There’s a new spirit afoot in our culture, a spirit of disgust and revilement. You can see it at work every time we cower before media like Goblin Slayer or Shield Hero that shows us the unpleasant aspects of the human experience, every time artists like Kevin Hart have old statements now outside the orthodoxy used to run them out of jobs or off platforms, every time performers like Chris Pratt are taken to task for their social circles or personal beliefs. Overcome with disgust, our culture shuns these stories, these people, and either runs from them or attacks them. What they won’t do is engage with them, try to learn from their stories or performances, good or bad.

As a result our culture is suffering.

There’s a lot of disgusting things in the great works of literature. 1984 and Brave New World were rife with sexual exploitation, Shakespeare’s works were incredibly crass (for their time, and even now in some respects), Edgar Allen Poe was fascinated with the ways people abuse and torment one another, even Disney films show us a mother murdered before her child’s eyes. And for the love of all that is good, have you seen that pawn shop scene from The Brave Little Toaster? But there were hard lessons in those dark warnings about human nature, and the bright points that frequently followed them took us to heights far above the depths. Art gains its power from truth, and the truth is disgusting and frightful as often as it is glorious and joyful.

There are just not as many powerful but messy stories coming out these days. A film like Casablanca that portrayed the contradictory, often messy characters who couldn’t bring themselves to fight Nazis until after the climax of the movie, who in some cases were willing to give up the fight just to get a little personal satisfaction, would not find much approval today. Now, Nazis are gross and everyone knows better.
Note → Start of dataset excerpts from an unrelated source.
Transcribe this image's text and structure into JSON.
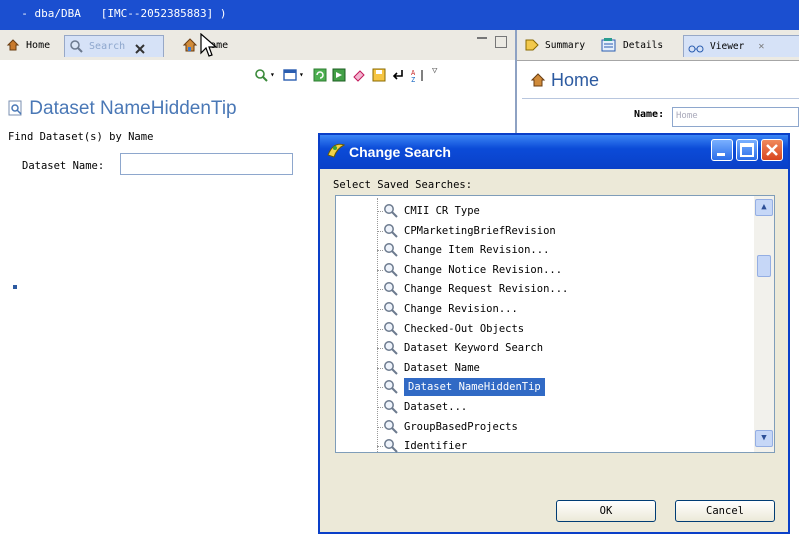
{
  "window": {
    "title": "  - dba/DBA   [IMC--2052385883] )"
  },
  "left_tabs": [
    {
      "label": "Home"
    },
    {
      "label": "Search"
    },
    {
      "label": "Home"
    }
  ],
  "dataset": {
    "title": "Dataset NameHiddenTip",
    "find_label": "Find Dataset(s) by Name",
    "name_label": "Dataset Name:",
    "name_value": ""
  },
  "right_tabs": [
    {
      "label": "Summary"
    },
    {
      "label": "Details"
    },
    {
      "label": "Viewer"
    }
  ],
  "home_panel": {
    "title": "Home",
    "name_label": "Name:",
    "name_placeholder": "Home"
  },
  "dialog": {
    "title": "Change Search",
    "select_label": "Select Saved Searches:",
    "items": [
      "CMII CR Type",
      "CPMarketingBriefRevision",
      "Change Item Revision...",
      "Change Notice Revision...",
      "Change Request Revision...",
      "Change Revision...",
      "Checked-Out Objects",
      "Dataset Keyword Search",
      "Dataset Name",
      "Dataset NameHiddenTip",
      "Dataset...",
      "GroupBasedProjects",
      "Identifier"
    ],
    "selected_item": "Dataset NameHiddenTip",
    "ok_label": "OK",
    "cancel_label": "Cancel"
  },
  "colors": {
    "titlebar": "#1b4fd0",
    "selection": "#316ac5",
    "heading": "#4a78b6",
    "close_button": "#d8451e"
  }
}
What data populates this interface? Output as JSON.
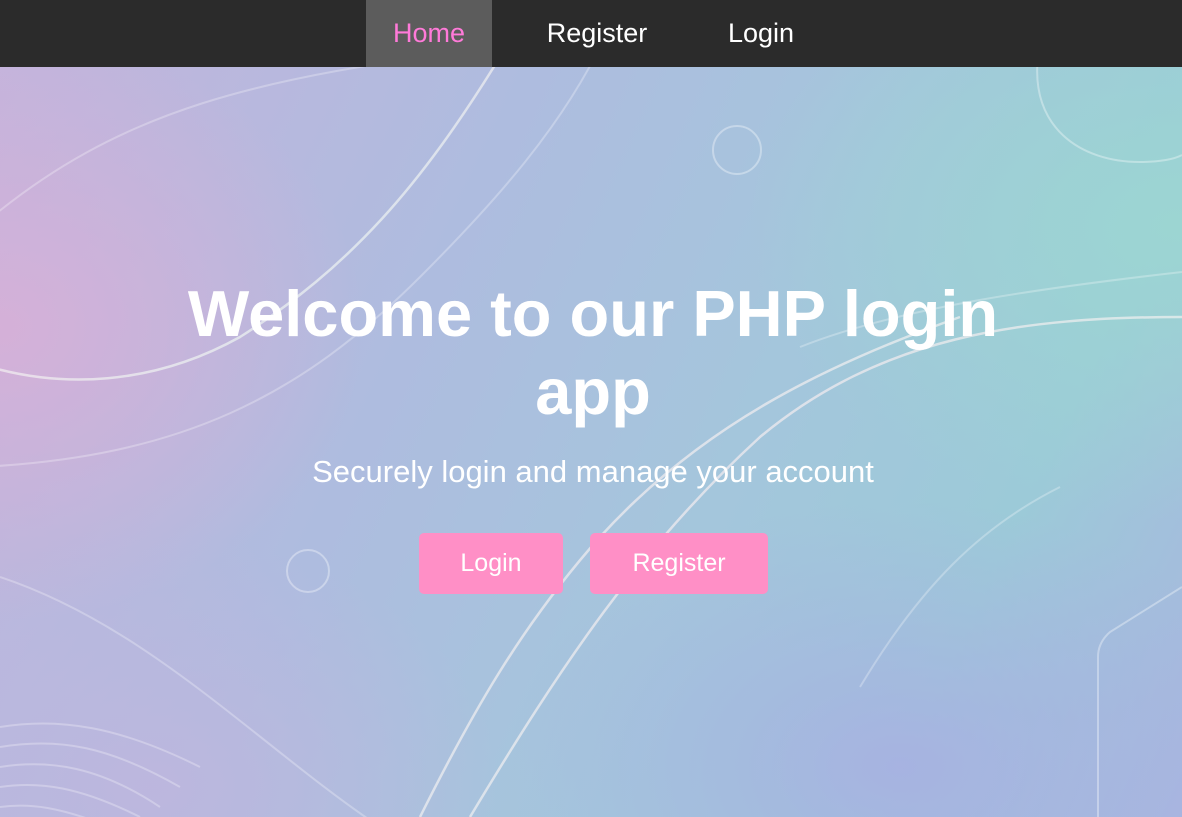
{
  "nav": {
    "items": [
      {
        "label": "Home",
        "active": true
      },
      {
        "label": "Register",
        "active": false
      },
      {
        "label": "Login",
        "active": false
      }
    ]
  },
  "hero": {
    "title": "Welcome to our PHP login app",
    "subtitle": "Securely login and manage your account",
    "login_button": "Login",
    "register_button": "Register"
  },
  "colors": {
    "navbar_bg": "#2b2b2b",
    "nav_active_bg": "#5c5c5c",
    "nav_active_text": "#ff7ad9",
    "nav_text": "#ffffff",
    "button_bg": "#ff8fc6",
    "button_text": "#ffffff"
  }
}
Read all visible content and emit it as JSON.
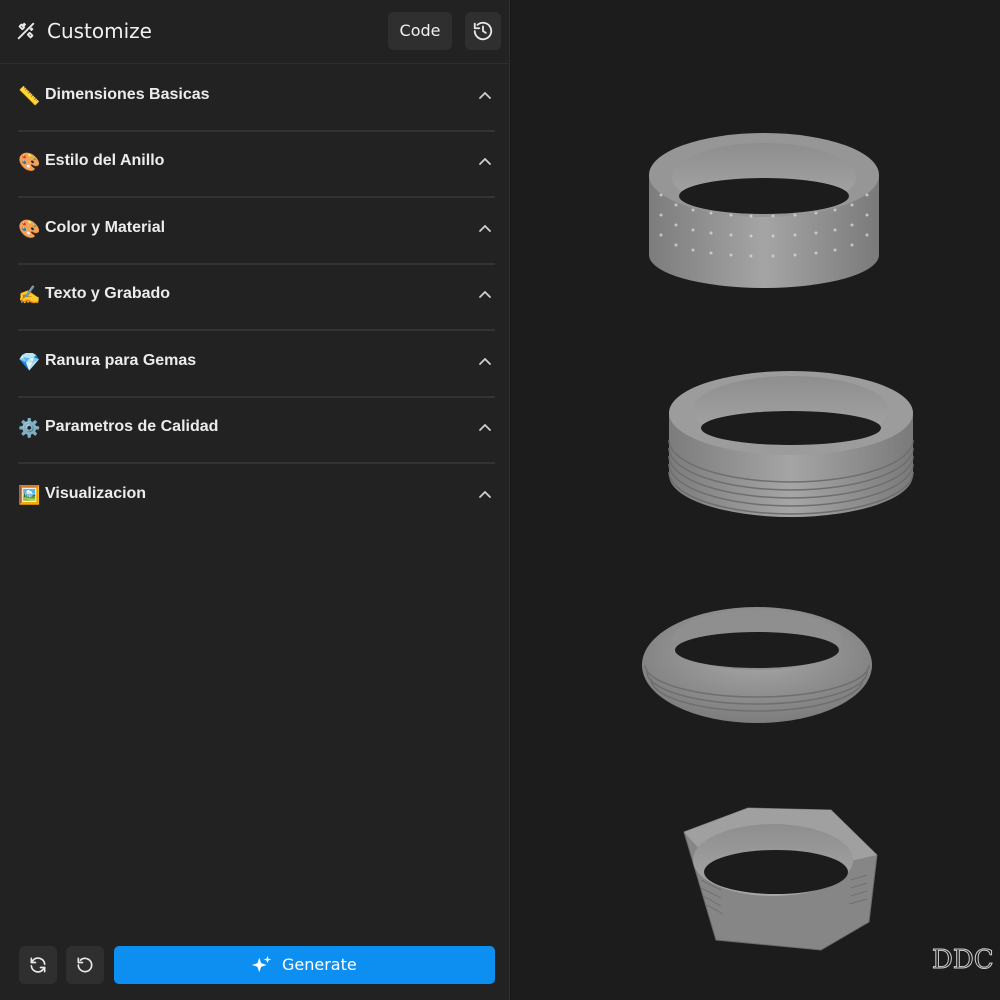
{
  "header": {
    "title": "Customize",
    "code_label": "Code"
  },
  "sections": [
    {
      "emoji": "📏",
      "label": "Dimensiones Basicas"
    },
    {
      "emoji": "🎨",
      "label": "Estilo del Anillo"
    },
    {
      "emoji": "🎨",
      "label": "Color y Material"
    },
    {
      "emoji": "✍️",
      "label": "Texto y Grabado"
    },
    {
      "emoji": "💎",
      "label": "Ranura para Gemas"
    },
    {
      "emoji": "⚙️",
      "label": "Parametros de Calidad"
    },
    {
      "emoji": "🖼️",
      "label": "Visualizacion"
    }
  ],
  "footer": {
    "generate_label": "Generate"
  },
  "viewer": {
    "models": [
      "dotted-band-ring",
      "grooved-band-ring",
      "rounded-comfort-ring",
      "hexagonal-ring"
    ],
    "watermark": "DDC"
  },
  "colors": {
    "accent": "#0d8ff2",
    "panel": "#222222",
    "viewport": "#1c1c1c",
    "ring": "#9a9a9a"
  }
}
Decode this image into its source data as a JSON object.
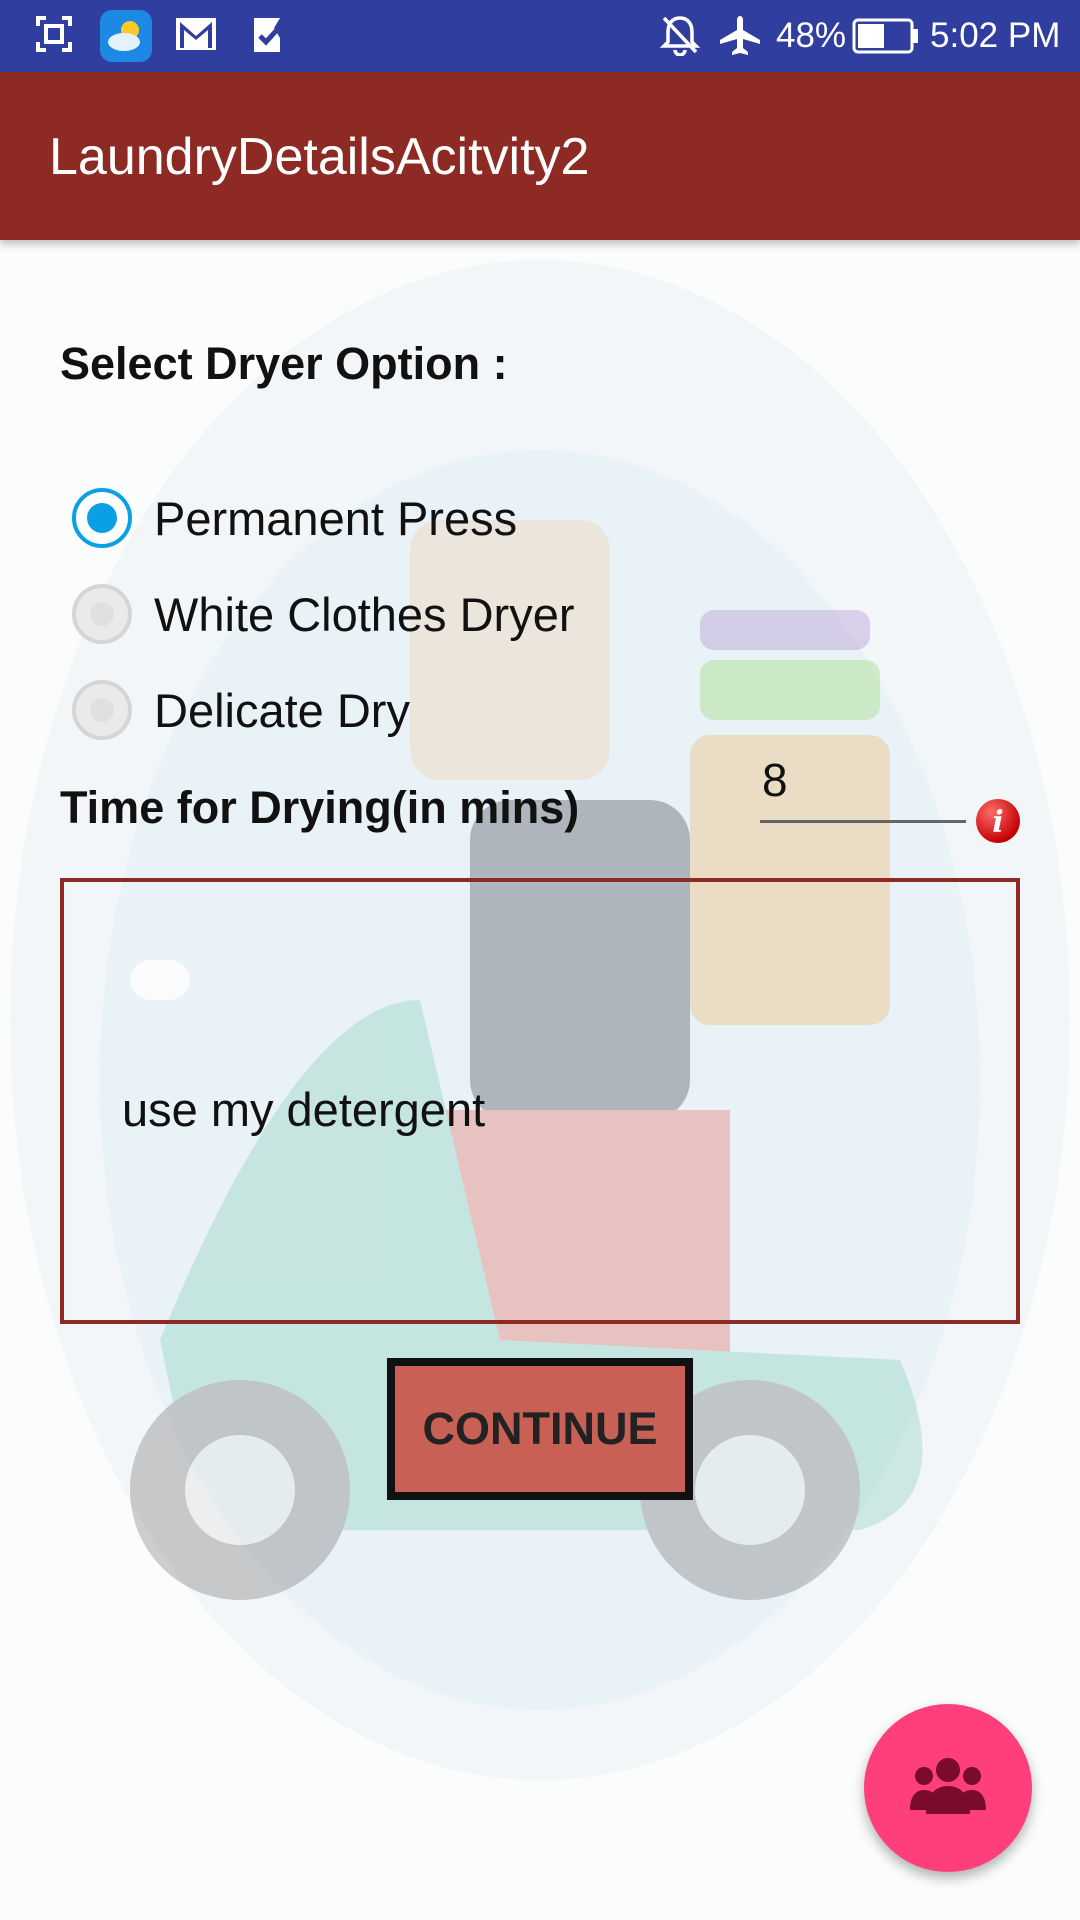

It’s easy to forget how complicated and messy things were in the late 1930s, and how unclear the evil to come was. 

Neither could a film like Blazing Saddles be made. There was a movie grossly insensitive to the stereotypes and prejudices of its day. By acting so callously, that movie managed to turn demeaning caricatures into a joke, fighting to rob them of power and put them in perspective, suggesting things will work out better if we just stop taking ourselves so seriously. Good humor is a weakness now, blinding us to the fact that we’re being made impure. Then it was a weapon in the face of absurd notions others held, and we can’t bear to think of the days we engaged with those notions at all.

We’re starving our culture, thinking we’re keeping it pure. In the end, we’re just whittling it down. While I love some of the Marvel movies, they’re practically the only movies of note being made today. And they’re by and large bright, shiny, optimistic movies, less concerned with the frailties of the human condition than with its zenith. There’s nothing wrong with that, but a diet of only bread leaves you with scurvy. Our arts have been purified. There’s nothing disgusting in them anymore. And it’s left our creativity horribly stunted.